What is the probability to find the random walker at [itex]\vec r[/itex] after N steps if he starts initially at the origin?
Answer to this question using:
1)the assumption that the walk can be described as a Markov chain in D dimensions.
2)the distribution function of the displacement of the walker after N independent steps, [itex]\vec r = \vec r _1 + ... + \vec r _N[/itex].
Homework Equations
Probably a lot! Not really sure.
The Attempt at a Solution
I tried part 1) so far but did not go far at all.

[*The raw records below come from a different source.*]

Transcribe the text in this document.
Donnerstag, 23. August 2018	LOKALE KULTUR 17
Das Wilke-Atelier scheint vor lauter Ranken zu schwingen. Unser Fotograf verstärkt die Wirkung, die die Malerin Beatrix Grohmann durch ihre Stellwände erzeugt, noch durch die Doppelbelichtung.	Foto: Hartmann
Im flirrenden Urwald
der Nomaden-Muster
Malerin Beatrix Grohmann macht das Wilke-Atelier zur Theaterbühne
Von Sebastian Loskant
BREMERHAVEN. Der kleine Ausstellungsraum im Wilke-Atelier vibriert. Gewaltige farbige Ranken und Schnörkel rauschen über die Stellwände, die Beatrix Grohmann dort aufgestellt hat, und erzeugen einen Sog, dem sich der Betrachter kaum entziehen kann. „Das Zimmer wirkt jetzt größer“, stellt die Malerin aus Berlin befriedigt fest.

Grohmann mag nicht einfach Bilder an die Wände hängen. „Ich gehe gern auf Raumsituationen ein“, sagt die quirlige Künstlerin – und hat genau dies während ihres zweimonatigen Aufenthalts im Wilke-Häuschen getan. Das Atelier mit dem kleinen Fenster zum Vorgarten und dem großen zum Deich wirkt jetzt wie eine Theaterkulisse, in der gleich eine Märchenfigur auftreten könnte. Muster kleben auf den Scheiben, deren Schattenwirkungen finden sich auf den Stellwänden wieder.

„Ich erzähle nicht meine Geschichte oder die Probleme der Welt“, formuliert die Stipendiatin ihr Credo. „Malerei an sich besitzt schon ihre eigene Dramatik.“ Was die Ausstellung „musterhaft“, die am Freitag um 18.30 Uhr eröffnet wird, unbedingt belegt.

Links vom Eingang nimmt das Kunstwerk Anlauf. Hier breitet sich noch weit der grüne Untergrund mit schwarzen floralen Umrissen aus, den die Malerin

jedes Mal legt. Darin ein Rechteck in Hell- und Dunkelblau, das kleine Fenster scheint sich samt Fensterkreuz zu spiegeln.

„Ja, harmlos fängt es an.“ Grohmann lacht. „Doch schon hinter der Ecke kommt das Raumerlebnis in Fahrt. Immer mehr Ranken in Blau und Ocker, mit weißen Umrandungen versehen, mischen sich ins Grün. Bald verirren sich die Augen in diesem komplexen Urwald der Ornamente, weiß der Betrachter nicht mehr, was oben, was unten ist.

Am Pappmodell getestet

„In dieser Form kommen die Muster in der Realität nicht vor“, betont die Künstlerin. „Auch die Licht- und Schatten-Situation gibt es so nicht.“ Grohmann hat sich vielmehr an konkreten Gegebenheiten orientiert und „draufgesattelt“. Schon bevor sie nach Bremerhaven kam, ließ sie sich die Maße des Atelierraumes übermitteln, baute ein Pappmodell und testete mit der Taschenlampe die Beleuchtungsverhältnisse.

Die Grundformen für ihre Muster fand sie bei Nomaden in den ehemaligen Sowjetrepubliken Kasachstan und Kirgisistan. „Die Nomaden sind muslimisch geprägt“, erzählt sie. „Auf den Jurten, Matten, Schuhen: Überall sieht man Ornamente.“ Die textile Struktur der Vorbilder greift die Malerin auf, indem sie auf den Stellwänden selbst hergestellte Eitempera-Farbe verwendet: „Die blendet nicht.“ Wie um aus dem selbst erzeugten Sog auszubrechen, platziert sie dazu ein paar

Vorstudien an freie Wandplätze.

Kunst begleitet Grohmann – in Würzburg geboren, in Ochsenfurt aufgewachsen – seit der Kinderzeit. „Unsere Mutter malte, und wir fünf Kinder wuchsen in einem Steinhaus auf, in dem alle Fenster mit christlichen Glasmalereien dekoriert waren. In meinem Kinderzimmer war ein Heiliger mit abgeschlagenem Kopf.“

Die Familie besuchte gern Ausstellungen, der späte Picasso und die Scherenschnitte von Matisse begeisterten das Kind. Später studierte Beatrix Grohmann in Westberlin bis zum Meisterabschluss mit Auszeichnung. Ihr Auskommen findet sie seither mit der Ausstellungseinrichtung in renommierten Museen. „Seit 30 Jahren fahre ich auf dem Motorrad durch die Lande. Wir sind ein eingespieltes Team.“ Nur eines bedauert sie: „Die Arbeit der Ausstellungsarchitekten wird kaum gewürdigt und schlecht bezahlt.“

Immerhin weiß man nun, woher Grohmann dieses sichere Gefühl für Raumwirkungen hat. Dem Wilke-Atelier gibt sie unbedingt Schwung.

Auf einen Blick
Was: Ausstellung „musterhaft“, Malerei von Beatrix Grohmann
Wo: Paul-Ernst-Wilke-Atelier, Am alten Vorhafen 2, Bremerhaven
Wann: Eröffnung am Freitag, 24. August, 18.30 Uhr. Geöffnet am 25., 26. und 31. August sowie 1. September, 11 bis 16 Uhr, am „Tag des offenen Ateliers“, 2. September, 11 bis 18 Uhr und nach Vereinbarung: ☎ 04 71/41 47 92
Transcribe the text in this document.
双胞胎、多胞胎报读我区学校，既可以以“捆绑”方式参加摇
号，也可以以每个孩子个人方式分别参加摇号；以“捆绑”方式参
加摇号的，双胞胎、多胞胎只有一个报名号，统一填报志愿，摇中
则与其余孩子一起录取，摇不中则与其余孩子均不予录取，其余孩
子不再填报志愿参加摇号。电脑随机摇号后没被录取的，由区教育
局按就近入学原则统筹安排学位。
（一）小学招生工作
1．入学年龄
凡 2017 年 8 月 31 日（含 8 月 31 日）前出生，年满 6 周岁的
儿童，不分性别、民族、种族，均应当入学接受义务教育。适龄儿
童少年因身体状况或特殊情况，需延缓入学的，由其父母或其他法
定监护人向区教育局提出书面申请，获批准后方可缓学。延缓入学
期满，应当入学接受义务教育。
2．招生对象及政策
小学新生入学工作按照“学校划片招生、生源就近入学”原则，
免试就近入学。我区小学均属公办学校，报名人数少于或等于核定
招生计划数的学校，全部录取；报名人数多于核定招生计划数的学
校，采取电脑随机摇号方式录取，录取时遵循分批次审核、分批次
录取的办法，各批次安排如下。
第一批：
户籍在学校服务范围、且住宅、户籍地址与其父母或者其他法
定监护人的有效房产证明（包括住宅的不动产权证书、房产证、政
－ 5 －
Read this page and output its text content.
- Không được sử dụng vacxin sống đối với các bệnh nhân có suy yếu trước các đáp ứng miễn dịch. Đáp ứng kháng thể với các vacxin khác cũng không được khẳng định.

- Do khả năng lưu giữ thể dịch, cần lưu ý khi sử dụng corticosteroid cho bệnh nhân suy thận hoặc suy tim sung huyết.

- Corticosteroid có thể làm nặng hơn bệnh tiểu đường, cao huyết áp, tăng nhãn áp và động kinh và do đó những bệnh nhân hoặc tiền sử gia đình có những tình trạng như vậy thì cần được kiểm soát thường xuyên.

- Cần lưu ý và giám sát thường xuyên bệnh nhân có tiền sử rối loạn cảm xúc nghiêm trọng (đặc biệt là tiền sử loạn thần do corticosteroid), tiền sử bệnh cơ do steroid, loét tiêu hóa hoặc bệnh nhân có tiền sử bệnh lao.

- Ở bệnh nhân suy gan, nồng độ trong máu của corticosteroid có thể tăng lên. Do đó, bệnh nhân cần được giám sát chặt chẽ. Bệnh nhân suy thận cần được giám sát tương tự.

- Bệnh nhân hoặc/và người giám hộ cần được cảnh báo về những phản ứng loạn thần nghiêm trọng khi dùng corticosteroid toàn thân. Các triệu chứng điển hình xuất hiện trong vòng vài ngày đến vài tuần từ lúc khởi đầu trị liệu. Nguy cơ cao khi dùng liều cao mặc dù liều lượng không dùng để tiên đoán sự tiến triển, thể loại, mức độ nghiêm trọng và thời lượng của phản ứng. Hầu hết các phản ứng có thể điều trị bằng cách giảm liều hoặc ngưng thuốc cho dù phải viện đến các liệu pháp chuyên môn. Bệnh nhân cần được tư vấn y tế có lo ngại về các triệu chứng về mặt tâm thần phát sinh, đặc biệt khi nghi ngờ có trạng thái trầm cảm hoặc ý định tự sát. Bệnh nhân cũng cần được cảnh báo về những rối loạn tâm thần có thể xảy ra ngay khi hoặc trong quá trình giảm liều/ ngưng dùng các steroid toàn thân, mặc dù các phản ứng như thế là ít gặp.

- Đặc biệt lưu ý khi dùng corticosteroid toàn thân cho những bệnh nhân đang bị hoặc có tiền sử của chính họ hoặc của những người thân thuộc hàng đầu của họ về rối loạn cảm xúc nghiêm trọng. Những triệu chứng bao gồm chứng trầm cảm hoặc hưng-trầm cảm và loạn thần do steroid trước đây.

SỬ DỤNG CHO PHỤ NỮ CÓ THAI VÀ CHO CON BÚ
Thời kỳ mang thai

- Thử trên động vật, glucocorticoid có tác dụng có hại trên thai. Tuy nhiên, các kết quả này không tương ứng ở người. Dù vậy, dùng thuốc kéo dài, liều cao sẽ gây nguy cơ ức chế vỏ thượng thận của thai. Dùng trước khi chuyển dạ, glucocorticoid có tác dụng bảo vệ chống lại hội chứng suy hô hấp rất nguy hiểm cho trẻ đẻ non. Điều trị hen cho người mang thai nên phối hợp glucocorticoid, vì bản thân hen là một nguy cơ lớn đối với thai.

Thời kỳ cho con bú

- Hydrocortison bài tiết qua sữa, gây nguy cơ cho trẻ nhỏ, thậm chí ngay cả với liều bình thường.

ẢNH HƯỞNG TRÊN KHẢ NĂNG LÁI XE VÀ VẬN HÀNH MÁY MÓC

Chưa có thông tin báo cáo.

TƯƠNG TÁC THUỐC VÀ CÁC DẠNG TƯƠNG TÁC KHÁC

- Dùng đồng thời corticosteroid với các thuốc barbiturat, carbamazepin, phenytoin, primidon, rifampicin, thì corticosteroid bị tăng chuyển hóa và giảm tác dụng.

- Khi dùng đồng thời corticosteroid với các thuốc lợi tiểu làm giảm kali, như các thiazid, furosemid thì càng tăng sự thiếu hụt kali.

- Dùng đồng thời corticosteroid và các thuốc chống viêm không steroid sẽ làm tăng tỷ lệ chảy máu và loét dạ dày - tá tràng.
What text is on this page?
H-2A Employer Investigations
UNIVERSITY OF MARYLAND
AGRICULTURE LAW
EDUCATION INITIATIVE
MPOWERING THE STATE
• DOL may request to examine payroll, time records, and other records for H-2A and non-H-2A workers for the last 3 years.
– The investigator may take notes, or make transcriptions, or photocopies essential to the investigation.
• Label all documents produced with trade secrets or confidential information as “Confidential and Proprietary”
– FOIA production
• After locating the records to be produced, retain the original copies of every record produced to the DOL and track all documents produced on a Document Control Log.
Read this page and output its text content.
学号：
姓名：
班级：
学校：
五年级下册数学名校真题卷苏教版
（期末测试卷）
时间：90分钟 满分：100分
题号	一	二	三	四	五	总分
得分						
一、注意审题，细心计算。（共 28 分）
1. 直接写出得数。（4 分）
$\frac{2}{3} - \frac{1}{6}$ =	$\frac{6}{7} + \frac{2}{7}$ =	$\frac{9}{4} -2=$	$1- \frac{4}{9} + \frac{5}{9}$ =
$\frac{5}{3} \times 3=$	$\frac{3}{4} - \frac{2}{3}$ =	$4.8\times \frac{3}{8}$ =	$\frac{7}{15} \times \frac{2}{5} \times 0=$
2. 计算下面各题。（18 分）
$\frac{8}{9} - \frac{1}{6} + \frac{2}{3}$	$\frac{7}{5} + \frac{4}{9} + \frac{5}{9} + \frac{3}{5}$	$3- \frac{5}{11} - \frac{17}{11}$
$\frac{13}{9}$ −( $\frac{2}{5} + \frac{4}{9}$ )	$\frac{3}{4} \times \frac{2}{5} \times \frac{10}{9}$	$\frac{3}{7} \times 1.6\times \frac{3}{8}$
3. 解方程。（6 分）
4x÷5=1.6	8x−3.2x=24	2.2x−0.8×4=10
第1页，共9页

I know that the probability to choose any adjacent site is [itex]\frac{1}{2D}[/itex] where D is the dimension of the space the walker walks in.
So they are asking me [itex]P_N(\vec r)[/itex]. I'll use the notation [itex]\vec r=r_1 \hat x_1 +... + r_D \hat x_D[/itex]; that's the position of the walker after N steps.
I have the initial condition that [itex]P_0(\vec r )=\vec 0[/itex]. Since I'm given an initial condition on [itex]P_N(\vec r )[/itex] and that I'm asked to find [itex]P_N (\vec r )[/itex] I can "smell" that I'll have to solve a differential equation or something like that, but I've no idea how to find it.
Now I know that for a Markovian process, the probability that the walker will go to say [itex]P _N(\vec r)[/itex] does not depend on its past but only on its present. Namely only on the "state" [itex]P_ {N-1} (\vec l )[/itex] where [itex]\vec l[/itex] is the site of the walker prior to [itex]\vec r[/itex].
If I'm not wrong, then, I guess [itex]P_N (\vec r)=\frac{1}{2D} P_{N-1} (\vec l )[/itex].
But then if I take [itex]P_{N-1} (\vec l )[/itex] it will depend only on the previous state. In the end I get the wrong result that [itex]P_N ( \vec r ) = \left ( \frac{1}{2D} \right ) ^{N} P_0 (0)=\left ( \frac{1}{2D} \right ) ^{N}[/itex].
I know this result is wrong but I don't know what I'm doing wrong. Any help will be appreciated.